Vom Verband KITaS veröffentlichte Studien belegten zudem, dass familienergänzende Kinderbetreuung integrierend wirke und die Bildungschancen der Kinder erhöhe. Für von Siebenthal hängt die soziale Entwicklung eines Kindes dagegen nicht davon ab, ob es in der Krippe oder zuhause betreut wird: «Es kommt darauf an, wie gut das Kind jeweils betreut wird.»
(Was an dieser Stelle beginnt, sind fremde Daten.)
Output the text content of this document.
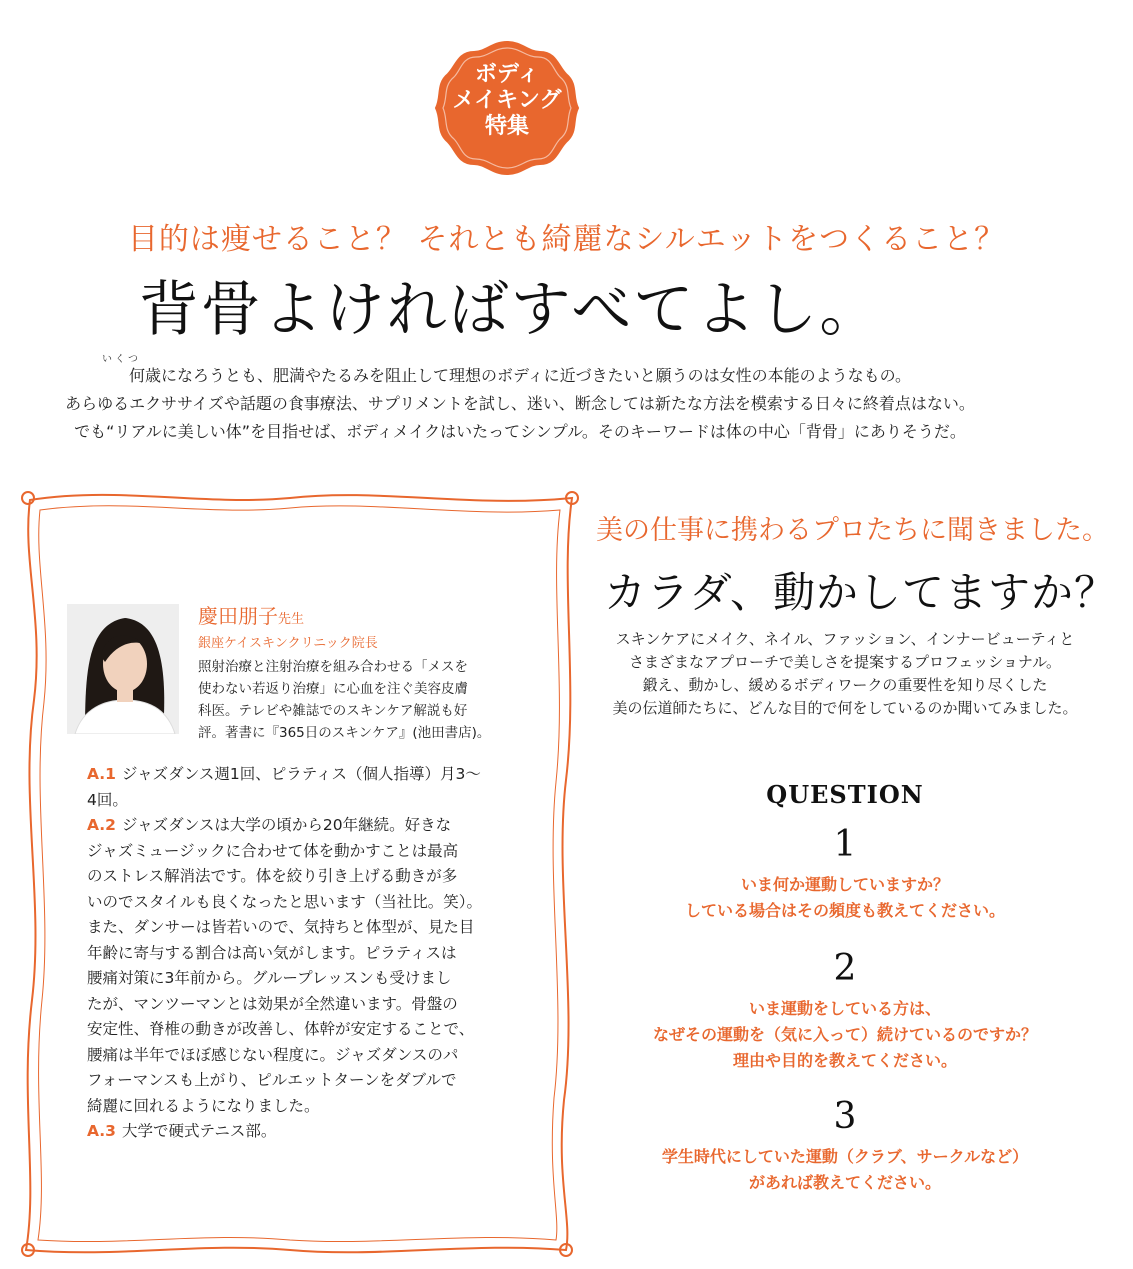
ボディ
メイキング
特集
目的は痩せること？ それとも綺麗なシルエットをつくること？
背骨よければすべてよし。
いくつ
何歳になろうとも、肥満やたるみを阻止して理想のボディに近づきたいと願うのは女性の本能のようなもの。
あらゆるエクササイズや話題の食事療法、サプリメントを試し、迷い、断念しては新たな方法を模索する日々に終着点はない。
でも“リアルに美しい体”を目指せば、ボディメイクはいたってシンプル。そのキーワードは体の中心「背骨」にありそうだ。
慶田朋子先生
銀座ケイスキンクリニック院長
照射治療と注射治療を組み合わせる「メスを
使わない若返り治療」に心血を注ぐ美容皮膚
科医。テレビや雑誌でのスキンケア解説も好
評。著書に『365日のスキンケア』(池田書店)。
A.1 ジャズダンス週1回、ピラティス（個人指導）月3〜
4回。
A.2 ジャズダンスは大学の頃から20年継続。好きな
ジャズミュージックに合わせて体を動かすことは最高
のストレス解消法です。体を絞り引き上げる動きが多
いのでスタイルも良くなったと思います（当社比。笑）。
また、ダンサーは皆若いので、気持ちと体型が、見た目
年齢に寄与する割合は高い気がします。ピラティスは
腰痛対策に3年前から。グループレッスンも受けまし
たが、マンツーマンとは効果が全然違います。骨盤の
安定性、脊椎の動きが改善し、体幹が安定することで、
腰痛は半年でほぼ感じない程度に。ジャズダンスのパ
フォーマンスも上がり、ピルエットターンをダブルで
綺麗に回れるようになりました。
A.3 大学で硬式テニス部。
美の仕事に携わるプロたちに聞きました。
カラダ、動かしてますか？
スキンケアにメイク、ネイル、ファッション、インナービューティと
さまざまなアプローチで美しさを提案するプロフェッショナル。
鍛え、動かし、緩めるボディワークの重要性を知り尽くした
美の伝道師たちに、どんな目的で何をしているのか聞いてみました。
QUESTION
1
いま何か運動していますか？
している場合はその頻度も教えてください。
2
いま運動をしている方は、
なぜその運動を（気に入って）続けているのですか？
理由や目的を教えてください。
3
学生時代にしていた運動（クラブ、サークルなど）
があれば教えてください。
Bedarf an gut ausgebildetem Personal
Die Krippeninhaberin hat zurzeit andere Sorgen: Es sei schwierig, gut ausgebildetes Personal zu finden. Deshalb greift sie oft auf Zugewanderte aus Deutschland zurück. «Viele Frauen, die in der Kita arbeiten, haben nur einen Realschulabschluss», sagt Sibylle von Siebenthal. «Ich vermute, dass der Beruf der Erzieherin ein schlechtes Ansehen hat. Und das, obwohl es ein anspruchsvoller Beruf ist. Man wird mit Realschulabschluss entweder Coiffeuse, Verkäuferin oder eben Erzieherin.» Dabei stünden Erzieherinnen viele zusätzliche Möglichkeiten offen, betont die Krippeninhaberin. «Man kann sich zum Beispiel zur Sozialpädagogin oder Sozialarbeiterin weiterbilden. Oder die Berufsmittelschule besuchen. Nur wissen das die meisten Lehrstellensuchenden nicht.»
Um 19 Uhr schliesst die Kita «Tandem» an der Müllerstrasse ihre Tore. Krippenchefin von Siebenthal kann auch endlich eine Pause einlegen: Sie holt ihre wohlverdienten Ferien nach - die ersten seit zwei Jahren.